キミの本気が見たい
多肉生活を始めて2年くらいの秋。
園芸店で度々見かけ、その存在が気になっていたのがアエオニウム属の黒法師だ。太い幹(茎というより見た目は幹)がすーっと上に伸び、そのてっぺんには黒くて艶のある葉が放射状に広がっている。まるで大きな黒い傘を差したような風貌だ。モダンでカッコいい、大人の雰囲気漂うオシャレな多肉なのだ。
私のような者が、このようなオシャレな多肉に手を出してよいかと躊躇していたのだが、いつまでも欲望に勝てるわけもない。葉が元気そうな株を一つ選び、育てることにしたのだ。

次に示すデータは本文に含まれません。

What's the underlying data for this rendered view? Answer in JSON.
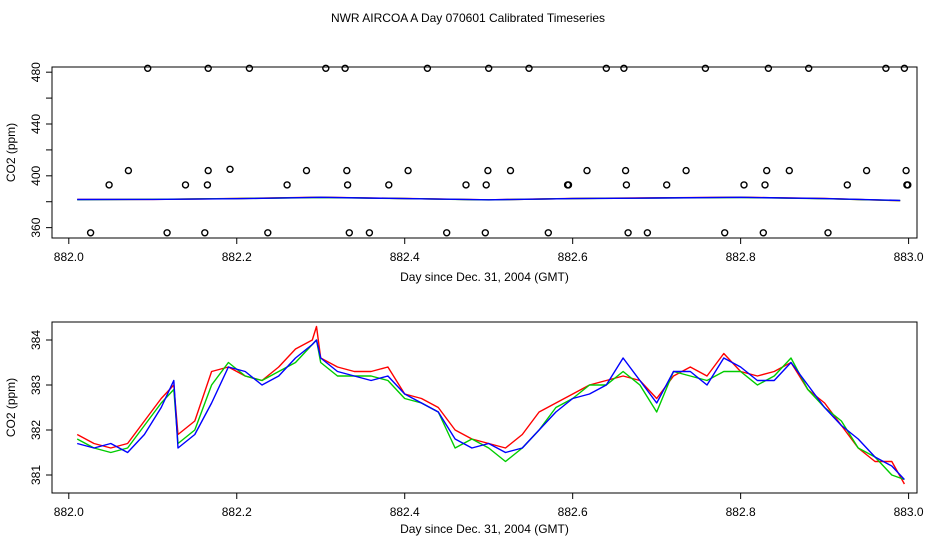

黒法師をネットで調べてみると、比較的育てやすい多肉であるが暑さ寒さに弱いらしい。しかも多湿にも弱いのに、多肉にしては水を欲するというのだ。夏の水やりはどの位あげたら良いのか、迷いそうな気がした。
この時点で、果たしてこれは比較的育てやすい部類なのだろうか?という疑問を感じたが、季節は秋から冬に変わっていた。
黒法師は比較的寒さに弱いとあったので12月には室内に入れ、日当たりの良い窓辺に移動させた。これでたぶん大丈夫。というより、この部屋は暖房器具がないので、これ以上の対処ができないというのが現状だ。申し訳ないが黒法師には、この環境で頑張ってもらうしかない。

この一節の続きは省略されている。